GERÇEKLER Organik kelimesi, üretimi ve işlenişi esnasında kimyasal ilaçlar ve rutin antibiyotikler kullanılmamış ve genetiği değiştirilmemiş yiyecekler için kullanılıyor. Organik çiftçilik metotları, hayvan gübresine ve toprağın kalitesini sağlamak için her yıl farklı ürün ekmeye dayanıyor. Organik olmayan meyve ve sebzeler, çoğu zaman kimyasallara, kimyasal gübreye, kanalizasyon atığı içeren çamura, yiyecek katkı maddelerine, hatta radyasyona maruz kalabiliyor.
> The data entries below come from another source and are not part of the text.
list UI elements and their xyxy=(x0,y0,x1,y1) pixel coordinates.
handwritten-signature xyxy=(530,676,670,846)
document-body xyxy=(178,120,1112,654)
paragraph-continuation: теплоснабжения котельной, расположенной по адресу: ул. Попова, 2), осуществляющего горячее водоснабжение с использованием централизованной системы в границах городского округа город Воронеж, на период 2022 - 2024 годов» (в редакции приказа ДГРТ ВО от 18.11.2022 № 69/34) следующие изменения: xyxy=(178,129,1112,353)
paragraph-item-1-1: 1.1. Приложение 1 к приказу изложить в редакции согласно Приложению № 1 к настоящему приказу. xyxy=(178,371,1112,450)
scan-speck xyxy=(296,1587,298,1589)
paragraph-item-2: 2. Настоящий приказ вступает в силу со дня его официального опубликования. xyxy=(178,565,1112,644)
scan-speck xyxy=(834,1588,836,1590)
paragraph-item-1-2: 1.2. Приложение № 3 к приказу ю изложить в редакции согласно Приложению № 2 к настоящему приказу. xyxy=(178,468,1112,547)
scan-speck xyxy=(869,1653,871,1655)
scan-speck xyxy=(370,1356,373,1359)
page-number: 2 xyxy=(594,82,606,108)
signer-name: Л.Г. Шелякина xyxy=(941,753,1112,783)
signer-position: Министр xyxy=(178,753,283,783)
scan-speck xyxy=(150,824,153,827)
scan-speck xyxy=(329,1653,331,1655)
Yani organik yiyeceklerin asıl faydası içermedikleri şeylerde. Sertifikalı organik yiyecekler, aslında katkı ve kimyasal maddelerden tamamen arınmış değiller; Avrupa Birliği nin izin verdiği toplam 290 maddeden 32 sine maruz kalabiliyorlar. Organik olduğu iddia edilen her ürünün, kanunen bir sembol ya da numara içermesi (Amerika da sertifika verme hakkına sahip en tanınmış birlik Soil Association-Toprak Birliği) ve hükümet standartlarını karşılaması gerekli. Süpermarketlerde, restoranlarda ve açık pazarlarda satılan birçok organik etiketli (ama sertifikasız) yiyecekte, satıcıların iddialarına güvenmekten başka şansımız yok. (Eğer şüpheye düşerseniz yiyeceğin organik kaynağını sorun.) Bazı pazarlarda ise üzerlerine bir parça toprak döküp, etiketlerini elle yazarak, sebze ve meyvelere organik yiyecek efekti verebiliyorlar. Ama ünlü markalara güvenebiliriz çünkü sattıkları yiyeceklerin organik olmama riskini göze alamazlar.
BİLMEMİZ GEREKENLER 1. Organik sebze ve meyveler daha yavaş büyür, çünkü büyümeyi hızlandıran katkılar kullanılmaz. Tatları ve kokuları da daha yoğundur. Aynı zamanda daha suludurlar ve bu da besleyici özelliklerini artırır. (Donmuş gıdalar satın almak daha iyidir, çünkü bu sayede vitamin seviyeleri daha uzun süre korunur). Vitamin C seviyesinin organik yiyeceklerde yüzde 22 daha yüksek olduğu belirlenmiştir.Organik sütteki esansiyel yağlar ise normal süttekinden yüzde 70 daha fazladır). 2. Organik et aldığınızda genetik olarak modifiye edilmemiş besinlere daha az maruz kalırsınız, çünkü bunlar hayvanların beslenmesinde kullanılmaz. Ama organik olarak elde edilen et her zaman antibiyotiksiz olmayabilir. Rutin olarak kullanılmasalar da, hayvan sağlığı için kullanılmış olabilirler. 3. Salataların, organik olabilmeleri için klorlu suyla yıkanmamış olmaları gerekir. Bunun yerine, daha az kimyasal bir seçenek olan modifiye atmosfer paketleme yöntemiyle paketlenirler (yüksek konsantrasyonda karbondioksit, düşük seviyede oksijen ve çürümeyi geciktirici etilenler) ama tamamen organik bir salatadan beklediğimiz şey bu değildir. 4. Organik şeker ve yağlar, organik olmayan versiyonları kadar kalori içerirler. Yani organik olsun ya da olmasın, bu besinleri ölçülü tüketmeyi ihmal etmeyin. 5. İstanbul’da organik yiyecekler bulabileceğiniz birkaç adres var. Cumartesi günleri Şişli de kurulan ekolojik pazara uğrayabilirsiniz. Ecolife (www.ecolife.com.tr) ve Citylife mağazaları da birçok sertifikalı organik ürünü bir arada bulabileceğiniz adresler. Ayrıca internet üzerinden, www.naturaturk.com ve www.epazaryeri.org adlı sitelerden sipariş verme imkanınız var.